我一阵惊喜,踏破铁鞋无觅处,得来全不费功夫,在北京找一个从未谋面的人简直也太容易了吧。“我是一鹤悠然的朋友,在贵阳时我们是朋友,现在我在北京工作。是他让我找你的,如果有空能否请你吃饭?我的***是xxx。”我一字一句,吐词很清楚,我尽量诚恳地介绍自己,毫无保留。然后,绿子似乎也没怀疑什么,轻轻松松就将她的***码告诉了我,msn联系方式也连接上了。我马上从网上找到曹植的《洛神赋》代表一鹤悠然发给了绿子,她没做声。

一鹤悠然关心的是多年不见,绿子究竟变成什么样子了?是不是老成老巫婆了?而我关心的是究竟怎么一个女子,会让一个不再是学生的男子挂念到如今?绿子在一鹤悠然的口里,简直就是不食人间烟火的神仙,是另外一个世界的人,我可不信这个邪。绿子二十岁就从北京大学历史系毕业,主攻明清史,我恭维她是“天才”。绿子谦虚,说自己读书早。绿子毕业实习时,曾在贵阳代课,恰巧教的是一鹤悠然那个班。一鹤悠然是我多年的铁哥们,有点孤高自傲,一般的寻常的女子,在他眼里根本就不是东西。能让他瞧得上眼,又念念不忘的女子,着实让我好一阵子胆怯,不知道该通过什么由头寻找什么时机将她邀出来。从网上交流,绿子说自己早已结婚,老公是个“海龟”,追她八年,除了晕飞机外,好像其他毛病没有。他在国内行走,从来不坐航班,出国乘飞机是迫不得已。结婚多年绿子却一直不生育,不要孩子,是个“丁克”家庭,现在到了“奔四”的年纪,似乎有点悔,但也没什么。
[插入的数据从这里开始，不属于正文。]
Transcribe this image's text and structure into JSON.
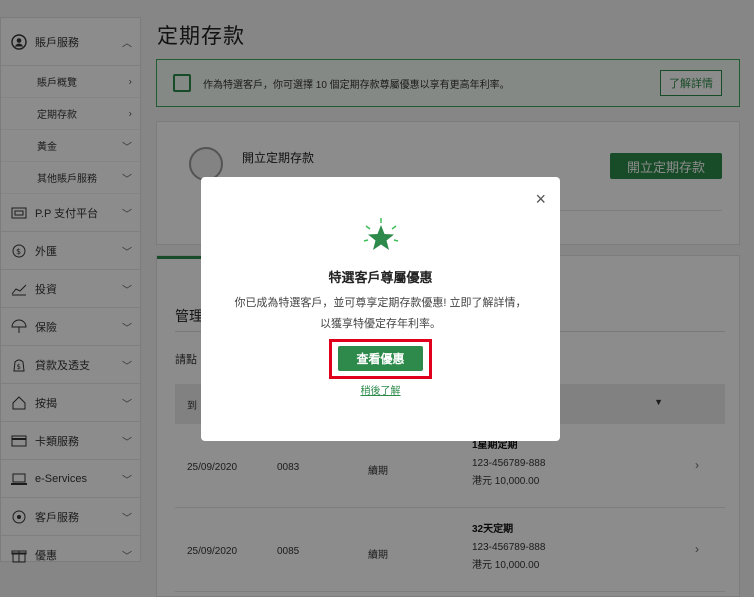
{
  "sidebar": {
    "account": {
      "label": "賬戶服務",
      "icon": "user-icon"
    },
    "sub_items": [
      {
        "label": "賬戶概覽"
      },
      {
        "label": "定期存款"
      },
      {
        "label": "黃金"
      },
      {
        "label": "其他賬戶服務"
      }
    ],
    "items": [
      {
        "label": "P.P 支付平台",
        "icon": "payment-icon"
      },
      {
        "label": "外匯",
        "icon": "fx-icon"
      },
      {
        "label": "投資",
        "icon": "chart-icon"
      },
      {
        "label": "保險",
        "icon": "umbrella-icon"
      },
      {
        "label": "貸款及透支",
        "icon": "loan-icon"
      },
      {
        "label": "按揭",
        "icon": "house-icon"
      },
      {
        "label": "卡類服務",
        "icon": "card-icon"
      },
      {
        "label": "e-Services",
        "icon": "laptop-icon"
      },
      {
        "label": "客戶服務",
        "icon": "support-icon"
      },
      {
        "label": "優惠",
        "icon": "gift-icon"
      }
    ]
  },
  "page_title": "定期存款",
  "banner": {
    "text": "作為特選客戶，你可選擇 10 個定期存款尊屬優惠以享有更高年利率。",
    "button": "了解詳情"
  },
  "card": {
    "title": "開立定期存款",
    "button": "開立定期存款"
  },
  "panel": {
    "title": "管理",
    "subtitle": "請點",
    "th_first": "到",
    "rows": [
      {
        "date": "25/09/2020",
        "code": "0083",
        "status": "續期",
        "plan": "1星期定期",
        "account": "123-456789-888",
        "amount": "港元 10,000.00"
      },
      {
        "date": "25/09/2020",
        "code": "0085",
        "status": "續期",
        "plan": "32天定期",
        "account": "123-456789-888",
        "amount": "港元 10,000.00"
      }
    ]
  },
  "modal": {
    "title": "特選客戶尊屬優惠",
    "body": "你已成為特選客戶，並可尊享定期存款優惠! 立即了解詳情，以獲享特優定存年利率。",
    "primary_button": "查看優惠",
    "secondary_link": "稍後了解",
    "close": "×"
  },
  "colors": {
    "accent": "#2d8a4a",
    "highlight": "#e0001b"
  }
}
犹豫再三,机会终于来了。一次贵州e友网在北京的网友搞一次聚会,在海淀区皂君庙家乡鹅饭店请客,我便给绿子打了个电话问她是否有空,是否愿意过来?绿子很犹豫,说都不认识,如何去得。我说,这样吧,你下班后先过来,如果觉得没甚意思,你就推说家里有事先走就成。她答应了。其实,是我不敢单独约绿子见面。

见到绿子,着实让我吃了一惊,她超出我的想象,或者说超出我的预期。这让我记起我写的一篇题目叫《树梢上最后的梨》文章里的一段话来:

其实,我从不敢太奢望在我的生命历程中能够认识一两个过于美丽的女子,倒不是怕“红颜祸水”之类的妄言,因为我不是皇帝,没有多少“江山”可祸的。只是从心底觉得过于美丽的女子先天有些无法克服的悲剧色彩。当然,能倾国倾城的女人,不光只是美貌,还有其他过人之处。男人如果没有被阉割,没去练什么葵花宝典,客观说都是好色的,没有哪个男人愿意当什么柳下惠。君子和小人,登徒子和宋玉,都好色,但结果往往不一样,道不同也。小人常得志,君子多失意。过于漂亮的女人追求的人肯定多,被性骚扰的概率肯定大,受伤害的机会也应该多。漂亮而不聪明的女人这方面的危机尤甚。漂亮而聪明的女人,以周国平的观点,那是尤物,世间稀缺。一个过于漂亮的女人如果不嫁人,如红楼梦里的妙玉,实在是浪费;但是如果不幸跟了一个太平庸的男人,同样还是可惜和浪费;如果跟一个“成功”的男人,多半又“薄命”;如果跟一个居于“中间”的男人,这女人多半自视甚高,于心不甘。所以,过于漂亮女人有时总左右为难,处于相对“紧张”的境地。

绿子不高不矮,长得瘦而秀气,穿得素,着一条长裙。保养得好又没生育,眼角居然没有鱼尾纹,眼睛大而有神,却没有贵阳女子突出的习性。我只是在餐桌上饶有兴趣地静静地多看了她几眼,并没太多的交流。只因认识绿子,似乎对北京大学也生出一种格外亲近的感情来了。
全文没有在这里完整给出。